BASEに関しては一般的なセオリーにこだわりすぎない柔軟性が大事だと思っています。代表は平成生まれで、そもそも私とは社会人になってからの時代背景が異なりますし、メンバーの感覚もほとんどデジタルネイティブです。私がこれまで経験してきたやり方や学んできたセオリーではBASEらしさやBASEの良さを消してしまう可能性があるので、既存の常識を勉強しつつも未来を意識して、BASEの特性を活かした広報をしていくことを大切に考えています。

そしてBASEの広報で何より大事なのは、プロダクトの本質を伝えることにフォーカスしていくことです。

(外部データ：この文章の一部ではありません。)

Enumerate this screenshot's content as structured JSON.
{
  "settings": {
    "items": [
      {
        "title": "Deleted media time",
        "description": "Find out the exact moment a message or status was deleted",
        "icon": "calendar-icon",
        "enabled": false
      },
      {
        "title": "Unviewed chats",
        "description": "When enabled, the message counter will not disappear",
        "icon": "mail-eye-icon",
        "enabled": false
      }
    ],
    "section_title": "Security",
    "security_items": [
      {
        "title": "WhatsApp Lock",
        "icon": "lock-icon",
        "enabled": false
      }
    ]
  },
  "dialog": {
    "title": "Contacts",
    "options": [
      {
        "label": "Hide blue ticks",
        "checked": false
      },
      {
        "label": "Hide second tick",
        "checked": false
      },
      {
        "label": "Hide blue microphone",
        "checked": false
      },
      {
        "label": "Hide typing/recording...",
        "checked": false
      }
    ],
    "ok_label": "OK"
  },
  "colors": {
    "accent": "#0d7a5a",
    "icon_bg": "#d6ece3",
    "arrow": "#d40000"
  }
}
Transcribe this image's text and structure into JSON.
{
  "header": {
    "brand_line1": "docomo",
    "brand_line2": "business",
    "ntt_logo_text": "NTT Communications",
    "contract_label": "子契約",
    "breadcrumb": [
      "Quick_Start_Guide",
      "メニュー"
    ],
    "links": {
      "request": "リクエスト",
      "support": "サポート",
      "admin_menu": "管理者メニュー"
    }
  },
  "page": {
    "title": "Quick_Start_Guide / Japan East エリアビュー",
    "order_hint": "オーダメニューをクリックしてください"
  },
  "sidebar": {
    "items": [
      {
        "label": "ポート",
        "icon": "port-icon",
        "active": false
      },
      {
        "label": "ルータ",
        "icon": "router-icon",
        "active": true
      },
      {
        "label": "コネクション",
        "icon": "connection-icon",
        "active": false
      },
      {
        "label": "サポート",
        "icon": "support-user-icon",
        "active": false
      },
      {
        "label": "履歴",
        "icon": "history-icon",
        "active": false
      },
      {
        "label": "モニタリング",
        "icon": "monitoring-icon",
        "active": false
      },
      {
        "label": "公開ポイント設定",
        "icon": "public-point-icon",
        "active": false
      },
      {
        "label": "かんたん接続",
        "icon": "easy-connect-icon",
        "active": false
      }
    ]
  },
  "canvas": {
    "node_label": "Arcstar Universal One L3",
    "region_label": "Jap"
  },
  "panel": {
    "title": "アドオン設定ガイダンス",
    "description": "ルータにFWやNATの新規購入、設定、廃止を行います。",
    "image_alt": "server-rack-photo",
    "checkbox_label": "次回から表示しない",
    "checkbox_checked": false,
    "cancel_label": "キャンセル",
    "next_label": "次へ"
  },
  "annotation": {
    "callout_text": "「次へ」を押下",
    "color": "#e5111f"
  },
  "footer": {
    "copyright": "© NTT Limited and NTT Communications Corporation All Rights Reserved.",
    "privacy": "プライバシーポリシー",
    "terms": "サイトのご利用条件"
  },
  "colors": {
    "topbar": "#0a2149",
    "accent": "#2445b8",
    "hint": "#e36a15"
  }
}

そのために鶴岡さんはもちろんPMの考えをしっかり理解することが大事だと思っています。鶴岡さんとの距離感も自分なりに大事にしています。鶴岡さんの意向をきちんと代弁できるように日頃から疑問に思ったことは気兼ねなく話すようにしていますが、広報という立場なので、適度な距離感を保つことで客観的に自社を見ることができるようにしています。

それでは、今後広報をどのようなチームにしていきたいですか?

幅広いシチュエーションで臨機応変に立ち回れる存在でいながらも、専門職としての意識を持って、個々の得意なことやスキルを追求していけるチームにしていきたいです。そして、BASEの広報としては、やはりオーナーズにとってBASEがどういう存在であるべきなのかを考え抜けるチームでいたいです。これからもそれを実現するために社内・社外のどちらに対しても適切なアクションをとっていきたいです。

既存の手段に捉われず、その時の状況にあわせて必要なことを柔軟にやっていける、プロフェッショナルな意識を持ち続けるチームを目指しています。

では最後に、どんな人と一緒にはたらきたいですか?

広報としては、インターネット業界の見識がある方ですと事業を理解しやすいと思うので、IT業界で広報業務をご経験されている方だと嬉しいですが、それと同時に何かを作ることや作る人に対する敬意がある方と一緒にはたらきたいです。

オーナーズも自らの価値感をプロダクトやブランドで表現されている方々ですし、BASEのメンバーもオーナーズをサポートするという想いを持ってプロダクトを作っています。そういった人たちの価値観や、ショップオーナーとして活躍されている方々の生き方に敬意を持って向き合える方だとBASEの広報を楽しんで取り組むことができると思います。